Palavras-Chave: mulheres; corpos negros; teratologia; ciência.
"O basilisco [monstro em forma de serpente] é capaz de fulminar o homem pelo olhar porque, ao vê-lo [...] põe em movimento pelo corpo um terrível veneno que, lançado pelos olhos, impregna a atmosfera com sua substância mortífera [...] Mas quando é o homem que vai ao encontro da fera guarnecido de espelhos [...] o resultado é diverso: o monstro, vendo-se refletido nos espelhos, lança seu veneno contra o seu próprio reflexo: o veneno é repelido, retorna sobre ele e o mata."
(Malleus Maleficarum: o martelo das feiticeiras - Heinrich KRAMER e James SPRENGER, 1991, p. 73)

Introdução

Na história do pensamento ocidental, mulheres, negros e monstros têm algo em comum: uma suposta proximidade com a natureza que configura a essência liminar de sua humanidade. Segundo tal forma de pensar, um espaço de civilização que se contraponha a essa proximidade deve ser forjado - um espaço em que, da segurança do mundo da cultura, seja possível objetivar e controlar esses seres fronteiriços.
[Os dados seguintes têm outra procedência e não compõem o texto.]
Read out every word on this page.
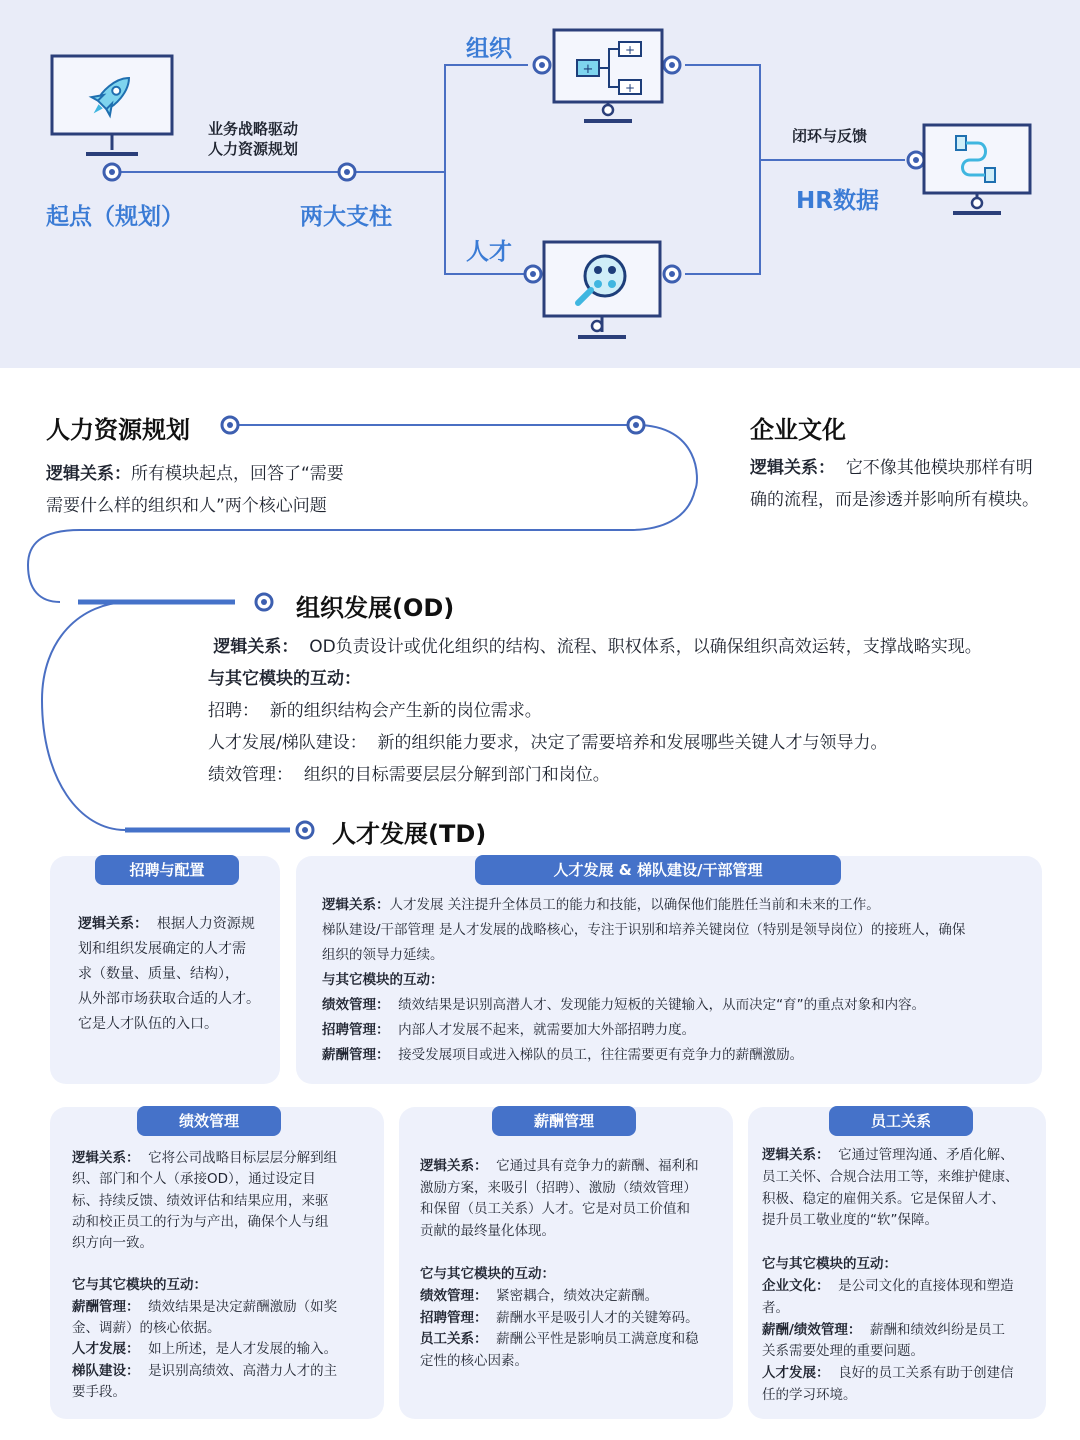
+
+
+
起点（规划）	两大支柱
业务战略驱动
人力资源规划
组织
人才
闭环与反馈
HR数据
人力资源规划
逻辑关系：所有模块起点，回答了“需要
需要什么样的组织和人”两个核心问题
企业文化
逻辑关系： 它不像其他模块那样有明
确的流程，而是渗透并影响所有模块。
组织发展(OD)
逻辑关系： OD负责设计或优化组织的结构、流程、职权体系，以确保组织高效运转，支撑战略实现。
与其它模块的互动：
招聘： 新的组织结构会产生新的岗位需求。
人才发展/梯队建设： 新的组织能力要求，决定了需要培养和发展哪些关键人才与领导力。
绩效管理： 组织的目标需要层层分解到部门和岗位。
人才发展(TD)
招聘与配置
逻辑关系： 根据人力资源规
划和组织发展确定的人才需
求（数量、质量、结构），
从外部市场获取合适的人才。
它是人才队伍的入口。
人才发展 & 梯队建设/干部管理
逻辑关系：人才发展 关注提升全体员工的能力和技能，以确保他们能胜任当前和未来的工作。
梯队建设/干部管理 是人才发展的战略核心，专注于识别和培养关键岗位（特别是领导岗位）的接班人，确保
组织的领导力延续。
与其它模块的互动：
绩效管理： 绩效结果是识别高潜人才、发现能力短板的关键输入，从而决定“育”的重点对象和内容。
招聘管理： 内部人才发展不起来，就需要加大外部招聘力度。
薪酬管理： 接受发展项目或进入梯队的员工，往往需要更有竞争力的薪酬激励。
绩效管理
逻辑关系： 它将公司战略目标层层分解到组
织、部门和个人（承接OD），通过设定目
标、持续反馈、绩效评估和结果应用，来驱
动和校正员工的行为与产出，确保个人与组
织方向一致。
它与其它模块的互动：
薪酬管理： 绩效结果是决定薪酬激励（如奖
金、调薪）的核心依据。
人才发展： 如上所述，是人才发展的输入。
梯队建设： 是识别高绩效、高潜力人才的主
要手段。
薪酬管理
逻辑关系： 它通过具有竞争力的薪酬、福利和
激励方案，来吸引（招聘）、激励（绩效管理）
和保留（员工关系）人才。它是对员工价值和
贡献的最终量化体现。
它与其它模块的互动：
绩效管理： 紧密耦合，绩效决定薪酬。
招聘管理： 薪酬水平是吸引人才的关键筹码。
员工关系： 薪酬公平性是影响员工满意度和稳
定性的核心因素。
员工关系
逻辑关系： 它通过管理沟通、矛盾化解、
员工关怀、合规合法用工等，来维护健康、
积极、稳定的雇佣关系。它是保留人才、
提升员工敬业度的“软”保障。
它与其它模块的互动：
企业文化： 是公司文化的直接体现和塑造
者。
薪酬/绩效管理： 薪酬和绩效纠纷是员工
关系需要处理的重要问题。
人才发展： 良好的员工关系有助于创建信
任的学习环境。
De fato, a constituição de um discurso civilizador abre-se em oposições fundamentadas na identificação de um hiato entre natureza e cultura: corpo versus mente, prazer versus razão, forma versus essência, matéria versus ideia etc. Assim, é comum que o discurso civilizador constitua as seguintes alternativas polares: a natureza alimenta, nutre e constitui nosso lugar dentro da existência; ao mesmo tempo, corrompe essa existência, sepulta-a, impõe-se ao homem civilizado como poder incontrolável, caótico, apavorante. A natureza é simultaneamente fecundidade e luto.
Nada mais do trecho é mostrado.